Patients who were randomized to RIM by a centralized team of nurse practitioners achieved similar dose intensities of beta-blockers and angiotensin-converting-enzyme inhibitor/angiotensin-receptor blockers (ACE-I/ARB) compared with those who received in-person standard care (SC) from their cardiologists. And left ventricular remodeling was also similar for the two groups, Dr. Mark Y. Chan of the University of Singapore and colleagues found.
"Further studies of RIM in higher-risk cohorts are warranted," they conclude in JAMA Cardiology.
Beta-blockers and ACE-I/ARBs are recommended after AMI, but starting these medications and adjusting the dose can be difficult in the hospital, the authors note.
To investigate the effectiveness of remote management, they randomized 301 AMI patients at three Singapore hospitals to six months of RIM, including beta-blocker- and ACE-I/ARB-dose adjustment, or face-to-face visits with their cardiologist (SC). All had received early revascularization, and had N-terminal-pro-B-type natriuretic peptide concentrations above 300 ug/mL.

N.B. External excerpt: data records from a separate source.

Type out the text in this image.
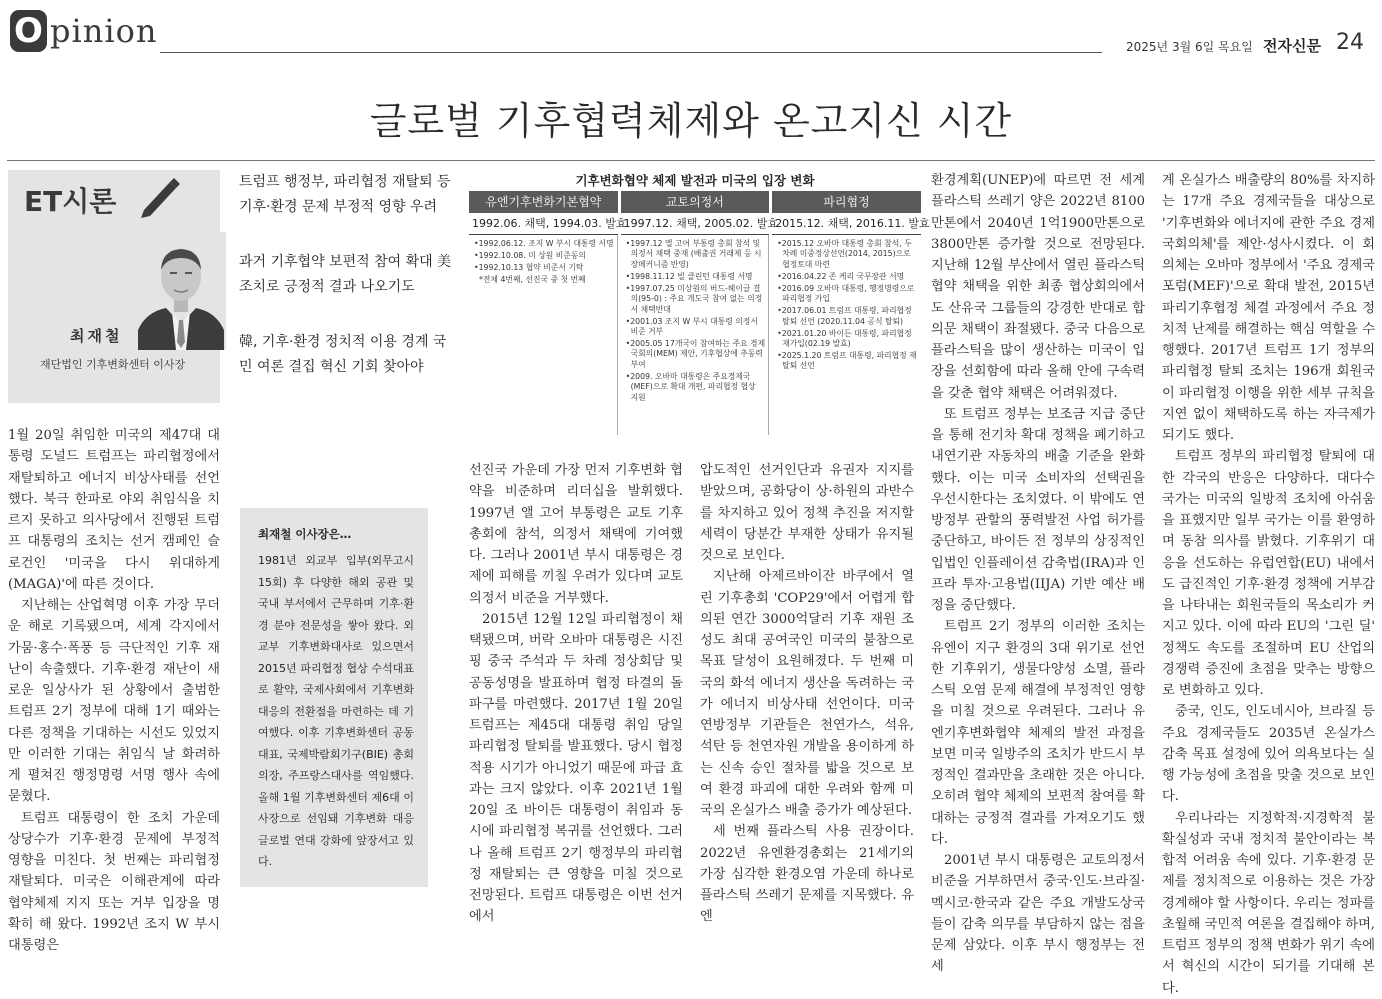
O pinion	2025년 3월 6일 목요일 전자신문 24
글로벌 기후협력체제와 온고지신 시간
ET시론
최재철
재단법인 기후변화센터 이사장
트럼프 행정부, 파리협정 재탈퇴 등 기후·환경 문제 부정적 영향 우려
과거 기후협약 보편적 참여 확대 美 조치로 긍정적 결과 나오기도
韓, 기후·환경 정치적 이용 경계 국민 여론 결집 혁신 기회 찾아야
기후변화협약 체제 발전과 미국의 입장 변화
유엔기후변화기본협약
1992.06. 채택, 1994.03. 발효
•1992.06.12. 조지 W 부시 대통령 서명
•1992.10.08. 미 상원 비준동의
•1992.10.13 협약 비준서 기탁
*전체 4번째, 선진국 중 첫 번째
교토의정서
1997.12. 채택, 2005.02. 발효
•1997.12 앨 고어 부통령 총회 참석 및 의정서 채택 중재 (배출권 거래제 등 시장메커니즘 반영)
•1998.11.12 빌 클린턴 대통령 서명
•1997.07.25 미상원의 버드-헤이글 결의(95-0) : 주요 개도국 참여 없는 의정서 채택반대
•2001.03 조지 W 부시 대통령 의정서 비준 거부
•2005.05 17개국이 참여하는 주요 경제국회의(MEM) 제안, 기후협상에 추동력 부여
•2009. 오바마 대통령은 주요경제국 (MEF)으로 확대 개편, 파리협정 협상 지원
파리협정
2015.12. 채택, 2016.11. 발효
•2015.12 오바마 대통령 총회 참석, 두 차례 미중정상선언(2014, 2015)으로 협정토대 마련
•2016.04.22 존 케리 국무장관 서명
•2016.09 오바마 대통령, 행정명령으로 파리협정 가입
•2017.06.01 트럼프 대통령, 파리협정 탈퇴 선언 (2020.11.04 공식 탈퇴)
•2021.01.20 바이든 대통령, 파리협정 재가입(02.19 발효)
•2025.1.20 트럼프 대통령, 파리협정 재탈퇴 선언

1월 20일 취임한 미국의 제47대 대통령 도널드 트럼프는 파리협정에서 재탈퇴하고 에너지 비상사태를 선언했다. 북극 한파로 야외 취임식을 치르지 못하고 의사당에서 진행된 트럼프 대통령의 조치는 선거 캠페인 슬로건인 '미국을 다시 위대하게(MAGA)'에 따른 것이다.

지난해는 산업혁명 이후 가장 무더운 해로 기록됐으며, 세계 각지에서 가뭄·홍수·폭풍 등 극단적인 기후 재난이 속출했다. 기후·환경 재난이 새로운 일상사가 된 상황에서 출범한 트럼프 2기 정부에 대해 1기 때와는 다른 정책을 기대하는 시선도 있었지만 이러한 기대는 취임식 날 화려하게 펼쳐진 행정명령 서명 행사 속에 묻혔다.

트럼프 대통령이 한 조치 가운데 상당수가 기후·환경 문제에 부정적 영향을 미친다. 첫 번째는 파리협정 재탈퇴다. 미국은 이해관계에 따라 협약체제 지지 또는 거부 입장을 명확히 해 왔다. 1992년 조지 W 부시 대통령은

최재철 이사장은…
1981년 외교부 입부(외무고시 15회) 후 다양한 해외 공관 및 국내 부서에서 근무하며 기후·환경 분야 전문성을 쌓아 왔다. 외교부 기후변화대사로 있으면서 2015년 파리협정 협상 수석대표로 활약, 국제사회에서 기후변화 대응의 전환점을 마련하는 데 기여했다. 이후 기후변화센터 공동대표, 국제박람회기구(BIE) 총회의장, 주프랑스대사를 역임했다. 올해 1월 기후변화센터 제6대 이사장으로 선임돼 기후변화 대응 글로벌 연대 강화에 앞장서고 있다.

선진국 가운데 가장 먼저 기후변화 협약을 비준하며 리더십을 발휘했다. 1997년 앨 고어 부통령은 교토 기후총회에 참석, 의정서 채택에 기여했다. 그러나 2001년 부시 대통령은 경제에 피해를 끼칠 우려가 있다며 교토의정서 비준을 거부했다.

2015년 12월 12일 파리협정이 채택됐으며, 버락 오바마 대통령은 시진핑 중국 주석과 두 차례 정상회담 및 공동성명을 발표하며 협정 타결의 돌파구를 마련했다. 2017년 1월 20일 트럼프는 제45대 대통령 취임 당일 파리협정 탈퇴를 발표했다. 당시 협정 적용 시기가 아니었기 때문에 파급 효과는 크지 않았다. 이후 2021년 1월 20일 조 바이든 대통령이 취임과 동시에 파리협정 복귀를 선언했다. 그러나 올해 트럼프 2기 행정부의 파리협정 재탈퇴는 큰 영향을 미칠 것으로 전망된다. 트럼프 대통령은 이번 선거에서

압도적인 선거인단과 유권자 지지를 받았으며, 공화당이 상·하원의 과반수를 차지하고 있어 정책 추진을 저지할 세력이 당분간 부재한 상태가 유지될 것으로 보인다.

지난해 아제르바이잔 바쿠에서 열린 기후총회 'COP29'에서 어렵게 합의된 연간 3000억달러 기후 재원 조성도 최대 공여국인 미국의 불참으로 목표 달성이 요원해졌다. 두 번째 미국의 화석 에너지 생산을 독려하는 국가 에너지 비상사태 선언이다. 미국 연방정부 기관들은 천연가스, 석유, 석탄 등 천연자원 개발을 용이하게 하는 신속 승인 절차를 밟을 것으로 보여 환경 파괴에 대한 우려와 함께 미국의 온실가스 배출 증가가 예상된다.

세 번째 플라스틱 사용 권장이다. 2022년 유엔환경총회는 21세기의 가장 심각한 환경오염 가운데 하나로 플라스틱 쓰레기 문제를 지목했다. 유엔

환경계획(UNEP)에 따르면 전 세계 플라스틱 쓰레기 양은 2022년 8100만톤에서 2040년 1억1900만톤으로 3800만톤 증가할 것으로 전망된다. 지난해 12월 부산에서 열린 플라스틱 협약 채택을 위한 최종 협상회의에서도 산유국 그룹들의 강경한 반대로 합의문 채택이 좌절됐다. 중국 다음으로 플라스틱을 많이 생산하는 미국이 입장을 선회함에 따라 올해 안에 구속력을 갖춘 협약 채택은 어려워졌다.

또 트럼프 정부는 보조금 지급 중단을 통해 전기차 확대 정책을 폐기하고 내연기관 자동차의 배출 기준을 완화했다. 이는 미국 소비자의 선택권을 우선시한다는 조치였다. 이 밖에도 연방정부 관할의 풍력발전 사업 허가를 중단하고, 바이든 전 정부의 상징적인 입법인 인플레이션 감축법(IRA)과 인프라 투자·고용법(IIJA) 기반 예산 배정을 중단했다.

트럼프 2기 정부의 이러한 조치는 유엔이 지구 환경의 3대 위기로 선언한 기후위기, 생물다양성 소멸, 플라스틱 오염 문제 해결에 부정적인 영향을 미칠 것으로 우려된다. 그러나 유엔기후변화협약 체제의 발전 과정을 보면 미국 일방주의 조치가 반드시 부정적인 결과만을 초래한 것은 아니다. 오히려 협약 체제의 보편적 참여를 확대하는 긍정적 결과를 가져오기도 했다.

2001년 부시 대통령은 교토의정서 비준을 거부하면서 중국·인도·브라질·멕시코·한국과 같은 주요 개발도상국들이 감축 의무를 부담하지 않는 점을 문제 삼았다. 이후 부시 행정부는 전 세

계 온실가스 배출량의 80%를 차지하는 17개 주요 경제국들을 대상으로 '기후변화와 에너지에 관한 주요 경제국회의체'를 제안·성사시켰다. 이 회의체는 오바마 정부에서 '주요 경제국 포럼(MEF)'으로 확대 발전, 2015년 파리기후협정 체결 과정에서 주요 정치적 난제를 해결하는 핵심 역할을 수행했다. 2017년 트럼프 1기 정부의 파리협정 탈퇴 조치는 196개 회원국이 파리협정 이행을 위한 세부 규칙을 지연 없이 채택하도록 하는 자극제가 되기도 했다.

트럼프 정부의 파리협정 탈퇴에 대한 각국의 반응은 다양하다. 대다수 국가는 미국의 일방적 조치에 아쉬움을 표했지만 일부 국가는 이를 환영하며 동참 의사를 밝혔다. 기후위기 대응을 선도하는 유럽연합(EU) 내에서도 급진적인 기후·환경 정책에 거부감을 나타내는 회원국들의 목소리가 커지고 있다. 이에 따라 EU의 '그린 딜' 정책도 속도를 조절하며 EU 산업의 경쟁력 증진에 초점을 맞추는 방향으로 변화하고 있다.

중국, 인도, 인도네시아, 브라질 등 주요 경제국들도 2035년 온실가스 감축 목표 설정에 있어 의욕보다는 실행 가능성에 초점을 맞출 것으로 보인다.

우리나라는 지정학적·지경학적 불확실성과 국내 정치적 불안이라는 복합적 어려움 속에 있다. 기후·환경 문제를 정치적으로 이용하는 것은 가장 경계해야 할 사항이다. 우리는 정파를 초월해 국민적 여론을 결집해야 하며, 트럼프 정부의 정책 변화가 위기 속에서 혁신의 시간이 되기를 기대해 본다.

The study's primary safety endpoint - hypotension, bradycardia, hyperkalemia or acute kidney injury leading to hospitalization - occurred in none of the RIM group and in two SC patients (0% vs. 1.4%; P=0.50). At six months, the mean dose-intensity score for beta-blockers was 3.03 with RIM and 2.91 with SC (P=0.10), and 2.96 and 2.77 (P=0.07), respectively, with ACE-I/ARBs.
Indexed left ventricular end-systolic volume (LVESV) at six months was 28.9 mL/m2 with RIM and 29.7 mL/m2 with SC (P=0.51).
"This feasibility study demonstrates the potential for RIM to be tested on a higher-risk AMI population with reduced LVEF or heart failure," Dr. Chan and colleagues conclude.